Tout cela se trouve noté dans une observation écrite qui m’a été fournie par M. C…, professeur de l’Université ; il a rédigé ces observations avec beaucoup de conscience, et peut-être aussi, comme on le verra en lisant entre les lignes, avec le désir de traiter la question dans son ensemble. Les observations ont été faites pendant une lecture de la Dame de Monsoreau, roman de Dumas père ; les numéros de page indiqués se rapportent à l’édition de Calmann-Lévy, vol. 1.

« Pendant le cours rapide d’une première lecture et quand je parcours sans m’arrêter des pages entières, le caractère le plus fréquent de mes images mentales visuelles est de m’apparaître d’une manière fragmentaire, de ne me présenter les objets que par parties.

« La description suivante : « Une foule de gentilshommes de service montés sur de bons chevaux et enveloppés de manteaux fourrés » (p. 83) éveille chez moi la silhouette incomplète d’un cavalier, le torse d’un homme, sa tête, et le dos de la monture.

« Ces quatre mots : « une compagnie de Suisses » fera surgir l’image d’une tête casquée, d’une armure couvrant les épaules et un torse et d’une hallebarde portée sur l’épaule gauche (p. 183).

« En lisant cette phrase : « Je me rappelle avoir couru sur une pelouse » (p.226. C’est Mme de Saint-Luc qui parle), je vois mentalement un tapis de gazon vert, le bas d’une robe de teinte rose, laissant passer l’extrémité d’un pied.

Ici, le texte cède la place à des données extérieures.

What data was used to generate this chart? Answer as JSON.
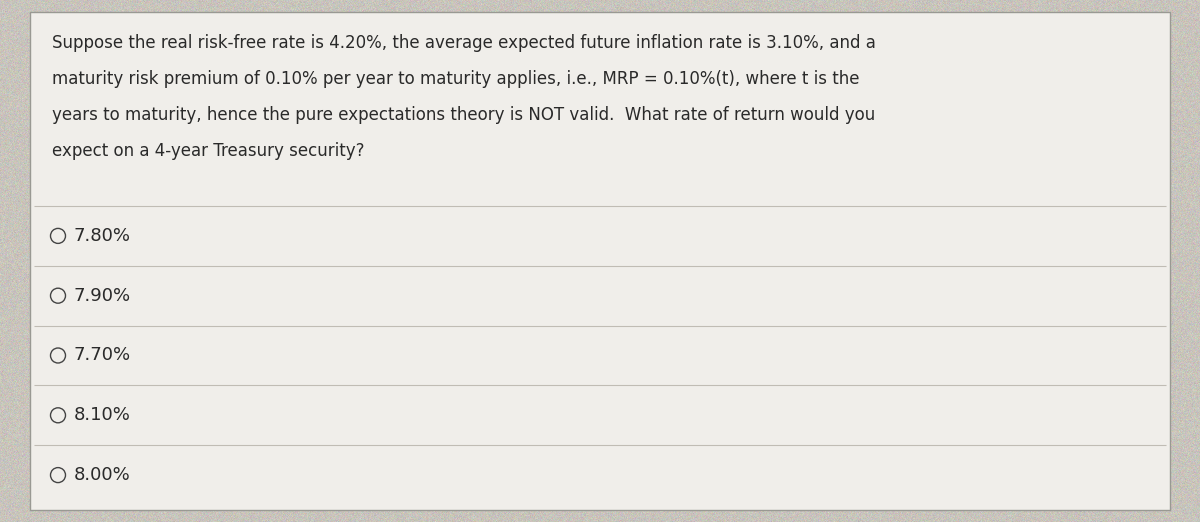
{
  "question_text_lines": [
    "Suppose the real risk-free rate is 4.20%, the average expected future inflation rate is 3.10%, and a",
    "maturity risk premium of 0.10% per year to maturity applies, i.e., MRP = 0.10%(t), where t is the",
    "years to maturity, hence the pure expectations theory is NOT valid.  What rate of return would you",
    "expect on a 4-year Treasury security?"
  ],
  "options": [
    "7.80%",
    "7.90%",
    "7.70%",
    "8.10%",
    "8.00%"
  ],
  "bg_color": "#c8c4bc",
  "card_color": "#f0eeea",
  "text_color": "#2a2a2a",
  "line_color": "#c0bcb4",
  "circle_color": "#444444",
  "font_size_question": 12.0,
  "font_size_option": 13.0
}
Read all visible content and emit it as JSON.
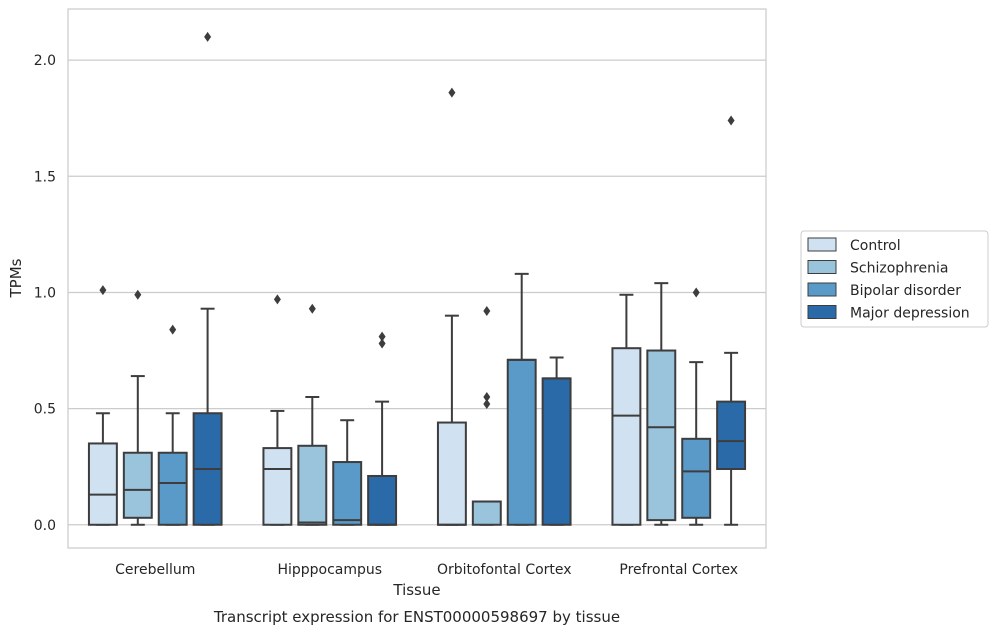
{
  "chart_data": {
    "type": "box",
    "caption": "Transcript expression for ENST00000598697 by tissue",
    "xlabel": "Tissue",
    "ylabel": "TPMs",
    "ylim": [
      -0.1,
      2.22
    ],
    "yticks": [
      "0.0",
      "0.5",
      "1.0",
      "1.5",
      "2.0"
    ],
    "grid": "horizontal",
    "legend_position": "right",
    "categories": [
      "Cerebellum",
      "Hipppocampus",
      "Orbitofontal Cortex",
      "Prefrontal Cortex"
    ],
    "series": [
      {
        "name": "Control",
        "color": "#d0e1f2",
        "boxes": [
          {
            "whislo": 0.0,
            "q1": 0.0,
            "med": 0.13,
            "q3": 0.35,
            "whishi": 0.48,
            "fliers": [
              1.01
            ]
          },
          {
            "whislo": 0.0,
            "q1": 0.0,
            "med": 0.24,
            "q3": 0.33,
            "whishi": 0.49,
            "fliers": [
              0.97
            ]
          },
          {
            "whislo": 0.0,
            "q1": 0.0,
            "med": 0.0,
            "q3": 0.44,
            "whishi": 0.9,
            "fliers": [
              1.86
            ]
          },
          {
            "whislo": 0.0,
            "q1": 0.0,
            "med": 0.47,
            "q3": 0.76,
            "whishi": 0.99,
            "fliers": []
          }
        ]
      },
      {
        "name": "Schizophrenia",
        "color": "#9ac3dc",
        "boxes": [
          {
            "whislo": 0.0,
            "q1": 0.03,
            "med": 0.15,
            "q3": 0.31,
            "whishi": 0.64,
            "fliers": [
              0.99
            ]
          },
          {
            "whislo": 0.0,
            "q1": 0.0,
            "med": 0.01,
            "q3": 0.34,
            "whishi": 0.55,
            "fliers": [
              0.93
            ]
          },
          {
            "whislo": 0.0,
            "q1": 0.0,
            "med": 0.1,
            "q3": 0.1,
            "whishi": 0.1,
            "fliers": [
              0.92,
              0.55,
              0.52
            ]
          },
          {
            "whislo": 0.0,
            "q1": 0.02,
            "med": 0.42,
            "q3": 0.75,
            "whishi": 1.04,
            "fliers": []
          }
        ]
      },
      {
        "name": "Bipolar disorder",
        "color": "#5a9ac8",
        "boxes": [
          {
            "whislo": 0.0,
            "q1": 0.0,
            "med": 0.18,
            "q3": 0.31,
            "whishi": 0.48,
            "fliers": [
              0.84
            ]
          },
          {
            "whislo": 0.0,
            "q1": 0.0,
            "med": 0.02,
            "q3": 0.27,
            "whishi": 0.45,
            "fliers": []
          },
          {
            "whislo": 0.0,
            "q1": 0.0,
            "med": 0.71,
            "q3": 0.71,
            "whishi": 1.08,
            "fliers": []
          },
          {
            "whislo": 0.0,
            "q1": 0.03,
            "med": 0.23,
            "q3": 0.37,
            "whishi": 0.7,
            "fliers": [
              1.0
            ]
          }
        ]
      },
      {
        "name": "Major depression",
        "color": "#2b6aa8",
        "boxes": [
          {
            "whislo": 0.0,
            "q1": 0.0,
            "med": 0.24,
            "q3": 0.48,
            "whishi": 0.93,
            "fliers": [
              2.1
            ]
          },
          {
            "whislo": 0.0,
            "q1": 0.0,
            "med": 0.0,
            "q3": 0.21,
            "whishi": 0.53,
            "fliers": [
              0.81,
              0.78
            ]
          },
          {
            "whislo": 0.0,
            "q1": 0.0,
            "med": 0.63,
            "q3": 0.63,
            "whishi": 0.72,
            "fliers": []
          },
          {
            "whislo": 0.0,
            "q1": 0.24,
            "med": 0.36,
            "q3": 0.53,
            "whishi": 0.74,
            "fliers": [
              1.74
            ]
          }
        ]
      }
    ]
  }
}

« Autre exemple : « Quélus et Maugiron tressaient des rubans » (p. 185). Je n’ai vu ni les mains des mignons, ni leurs bras, ni leurs physionomies. Tout au plus, ai-je eu la représentation d’un corps indistinct dans l’obscurité. Mais j’ai vu distinctement une tresse de rubans mauves, comme tendue et suspendue dans l’air.